Las gotas formaban caminos
caprichosos. Hacían un mapa de nervaduras que se movían sobre el cristal del
coche. Las luces se multiplicaban con el reflejo del agua.
¿Señor, cuántos habitantes tiene
la ciudad? Preguntó desde el asiento de atrás, mientras recorrían el
camino que se extendía desde el aeropuerto al hotel. “Más de catorce millones de
habitantes se contaron en el último censo”, dijo el chofer, verificando por el
retrovisor la mirada de su pasajera.
Al escuchar la cifra se
mordió el labio inferior negando con la cabeza. Muchas son las almas como para
dejar el encuentro en manos de las casualidades, que además siempre son tan
caprichosas, irresponsables y esquivas.
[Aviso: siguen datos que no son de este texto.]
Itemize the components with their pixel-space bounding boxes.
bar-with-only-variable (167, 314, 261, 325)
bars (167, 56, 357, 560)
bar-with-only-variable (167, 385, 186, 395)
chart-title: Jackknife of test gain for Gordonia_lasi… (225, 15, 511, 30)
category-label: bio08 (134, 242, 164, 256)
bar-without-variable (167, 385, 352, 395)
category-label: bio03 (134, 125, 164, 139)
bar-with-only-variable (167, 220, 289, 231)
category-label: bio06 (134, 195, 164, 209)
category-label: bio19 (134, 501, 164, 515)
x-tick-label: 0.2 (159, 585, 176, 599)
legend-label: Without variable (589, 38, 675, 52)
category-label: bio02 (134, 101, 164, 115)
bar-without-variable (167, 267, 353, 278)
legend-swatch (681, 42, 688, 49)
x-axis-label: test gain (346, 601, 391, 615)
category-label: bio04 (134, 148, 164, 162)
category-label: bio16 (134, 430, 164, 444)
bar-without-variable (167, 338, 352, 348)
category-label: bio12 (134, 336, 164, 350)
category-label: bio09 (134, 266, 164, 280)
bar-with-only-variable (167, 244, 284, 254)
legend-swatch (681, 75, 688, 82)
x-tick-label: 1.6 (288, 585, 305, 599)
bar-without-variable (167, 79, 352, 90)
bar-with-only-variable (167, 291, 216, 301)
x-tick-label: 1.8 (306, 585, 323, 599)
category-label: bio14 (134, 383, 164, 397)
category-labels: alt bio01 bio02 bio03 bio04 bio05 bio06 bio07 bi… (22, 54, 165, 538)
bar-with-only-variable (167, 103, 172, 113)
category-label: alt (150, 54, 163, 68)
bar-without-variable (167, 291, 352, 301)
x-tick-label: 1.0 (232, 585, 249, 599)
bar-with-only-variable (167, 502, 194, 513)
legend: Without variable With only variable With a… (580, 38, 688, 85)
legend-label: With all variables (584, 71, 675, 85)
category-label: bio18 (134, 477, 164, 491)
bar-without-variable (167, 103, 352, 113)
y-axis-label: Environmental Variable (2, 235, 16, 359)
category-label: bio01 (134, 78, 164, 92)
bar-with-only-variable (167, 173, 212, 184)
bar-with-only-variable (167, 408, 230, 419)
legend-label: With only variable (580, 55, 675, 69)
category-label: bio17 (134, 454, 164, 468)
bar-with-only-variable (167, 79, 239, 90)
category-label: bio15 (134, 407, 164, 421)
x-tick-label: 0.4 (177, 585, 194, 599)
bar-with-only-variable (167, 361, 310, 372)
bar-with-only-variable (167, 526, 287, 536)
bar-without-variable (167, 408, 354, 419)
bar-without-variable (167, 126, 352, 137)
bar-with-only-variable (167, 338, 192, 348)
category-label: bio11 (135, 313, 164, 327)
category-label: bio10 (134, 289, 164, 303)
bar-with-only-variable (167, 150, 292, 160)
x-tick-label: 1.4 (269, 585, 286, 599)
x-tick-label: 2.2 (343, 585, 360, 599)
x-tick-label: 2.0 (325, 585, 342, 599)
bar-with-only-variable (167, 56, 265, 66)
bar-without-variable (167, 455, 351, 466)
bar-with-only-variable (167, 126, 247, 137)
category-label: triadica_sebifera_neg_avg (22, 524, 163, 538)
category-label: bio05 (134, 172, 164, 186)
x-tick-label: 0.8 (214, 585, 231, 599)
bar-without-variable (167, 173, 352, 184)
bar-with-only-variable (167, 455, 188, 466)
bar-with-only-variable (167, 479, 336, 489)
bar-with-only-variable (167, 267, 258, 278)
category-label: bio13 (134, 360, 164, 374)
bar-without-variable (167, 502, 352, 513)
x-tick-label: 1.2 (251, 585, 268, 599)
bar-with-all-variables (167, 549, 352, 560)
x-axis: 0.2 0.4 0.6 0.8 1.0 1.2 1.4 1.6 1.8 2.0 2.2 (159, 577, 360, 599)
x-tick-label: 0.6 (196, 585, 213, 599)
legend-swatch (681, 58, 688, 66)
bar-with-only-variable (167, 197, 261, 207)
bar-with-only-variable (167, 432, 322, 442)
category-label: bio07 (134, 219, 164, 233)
Entre
dientes maldijo las películas que exageran el poder de las coincidencias, arrugó
las frases que las convertían ligeramente en causalidades, se dijo que era
suficiente con que el destino la hubiese colocado exactamente allí, en esa
geografía donde podía adivinarlo.
“Tendré que llamarlo, presionar a consciencia todos sus números. Verificar su dirección, tocar
a su puerta, meterme en sus aguas, todo a riesgo de no saber cómo mantenerme a flote. Será
eso o la desazón que queda cuando pasa absolutamente nada”, pensó y se dejó
caer rendida ante la inevitable responsabilidad de hacer que las cosas ocurran o no.